In cIVF/ICSI performed in our department, FSH levels at day 3 in endometriosis cases were significantly higher than levels in the control group (D). Such a finding suggests that endometriosis causes a decrease in endocrinologic ovarian function whether or not endometrioma is also present. Various physiologically active substances, including lymphocytes, macrophages and cytokines are increased in the peritoneal fluid of endometriosis patients, resulting in peritoneal inflammatory cascade which may in part be responsible for endometriosis‐associated infertility [22, 23]. As for E2 levels before oocyte aspiration, our results suggest that ovarian reserve might be reduced by excision of endometriomas, but this is difficult to evaluate. The cancellation rates of embryo transfer with endometriosis, despite surgery, were significantly higher than in the control group (D), but if embryos were able to be transferred, the pregnancy rate was not significantly different when compared to the non‐endometriosis group. Matalliotakis et al. [24] reported similar outcomes—i.e. that embryo quality and uterine receptivity remain unaffected despite diminished ovarian reserve.
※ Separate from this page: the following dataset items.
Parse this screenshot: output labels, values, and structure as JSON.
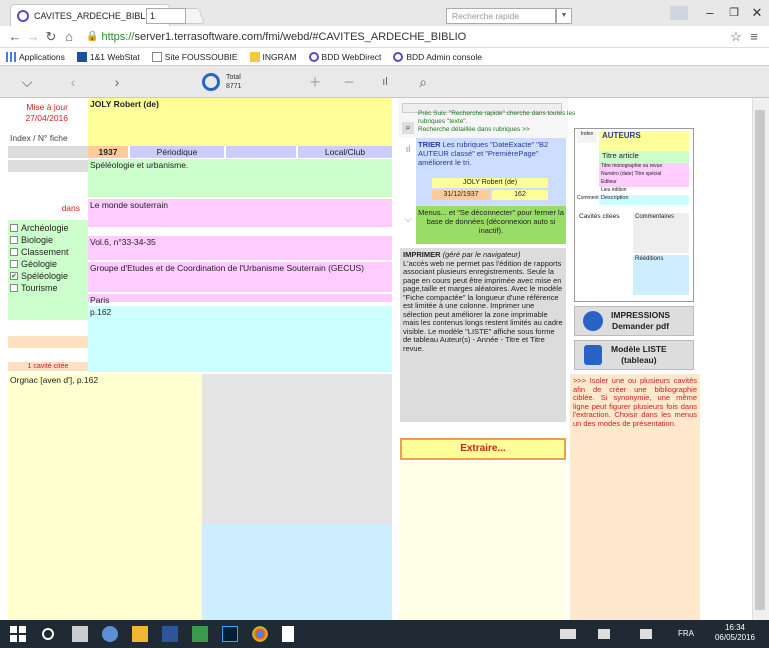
{
  "browser": {
    "tab_title": "CAVITES_ARDECHE_BIBLIO",
    "url_secure": "https://",
    "url_rest": "server1.terrasoftware.com/fmi/webd/#CAVITES_ARDECHE_BIBLIO",
    "bookmarks": [
      "Applications",
      "1&1 WebStat",
      "Site FOUSSOUBIE",
      "INGRAM",
      "BDD WebDirect",
      "BDD Admin console"
    ]
  },
  "toolbar": {
    "record_number": "1",
    "total_label": "Total",
    "total_value": "8771",
    "search_placeholder": "Recherche rapide"
  },
  "record": {
    "update_label": "Mise à jour",
    "update_date": "27/04/2016",
    "author": "JOLY Robert (de)",
    "index_label": "Index / N° fiche",
    "year": "1937",
    "type": "Périodique",
    "scope": "Local/Club",
    "title": "Spéléologie et urbanisme.",
    "dans_label": "dans",
    "source": "Le monde souterrain",
    "volume": "Vol.6, n°33-34-35",
    "publisher": "Groupe d'Etudes et de Coordination de l'Urbanisme Souterrain (GECUS)",
    "city": "Paris",
    "pages": "p.162",
    "cavity_count_label": "1 cavité citée",
    "cavity": "Orgnac [aven d'], p.162"
  },
  "categories": [
    {
      "label": "Archéologie",
      "checked": false
    },
    {
      "label": "Biologie",
      "checked": false
    },
    {
      "label": "Classement",
      "checked": false
    },
    {
      "label": "Géologie",
      "checked": false
    },
    {
      "label": "Spéléologie",
      "checked": true
    },
    {
      "label": "Tourisme",
      "checked": false
    }
  ],
  "help": {
    "search_tip_line1": "Préc Suiv. \"Recherche rapide\" cherche dans toutes les rubriques \"texte\".",
    "search_tip_line2": "Recherche détaillée dans rubriques >>",
    "sort_title": "TRIER",
    "sort_text": "Les rubriques \"DateExacte\" \"B2 AUTEUR classé\" et \"PremièrePage\" améliorent le tri.",
    "sort_author": "JOLY Robert (de)",
    "sort_date": "31/12/1937",
    "sort_page": "162",
    "menu_text": "Menus... et \"Se déconnecter\" pour fermer la base de données (déconnexion auto si inactif).",
    "print_title": "IMPRIMER",
    "print_sub": "(géré par le navigateur)",
    "print_text": "L'accès web ne permet pas l'édition de rapports associant plusieurs enregistrements. Seule la page en cours peut être imprimée avec mise en page,taille et marges aléatoires. Avec le modèle \"Fiche compactée\" la longueur d'une référence est limitée à une colonne. Imprimer une sélection peut améliorer la zone imprimable mais les contenus longs restent limités au cadre visible. Le modèle \"LISTE\" affiche sous forme de tableau Auteur(s) - Année - Titre et Titre revue.",
    "extract_button": "Extraire...",
    "extract_note": ">>> Isoler une ou plusieurs cavités afin de créer une bibliographie ciblée. Si synonymie, une même ligne peut figurer plusieurs fois dans l'extraction. Choisir dans les menus un des modes de présentation."
  },
  "preview": {
    "index": "Index",
    "authors": "AUTEURS",
    "article_title": "Titre article",
    "monograph": "Titre monographie ou revue",
    "issue": "Numéro (date) Titre spécial",
    "editor": "Editeur",
    "place": "Lieu édition",
    "comment": "Comment",
    "description": "Description",
    "cavities": "Cavités citées",
    "comments": "Commentaires",
    "reissues": "Rééditions"
  },
  "buttons": {
    "print_title": "IMPRESSIONS",
    "print_sub": "Demander pdf",
    "list_title": "Modèle LISTE",
    "list_sub": "(tableau)"
  },
  "taskbar": {
    "lang": "FRA",
    "time": "16:34",
    "date": "06/05/2016"
  }
}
On the basis of these results, in cases of infertility, the patient's age and ovarian reserve, as well as endometriosis status must be taken in to consideration when we have to decide whether to first perform laparoscopy or proceed with ART. In our department, our first choice is usually laparoscopic surgery for sterile women with endometriomas of more than 5 cm in diameter which takes in to consideration the risk of rupture, infection and malignant alteration.
Acknowledgments
We express profound gratitude for discussion with the late professor Hiroyuki Takeuchi, and pay our heartfelt respects to him. And we thank K. Itagaki and M. Machida for technical assistance with ART.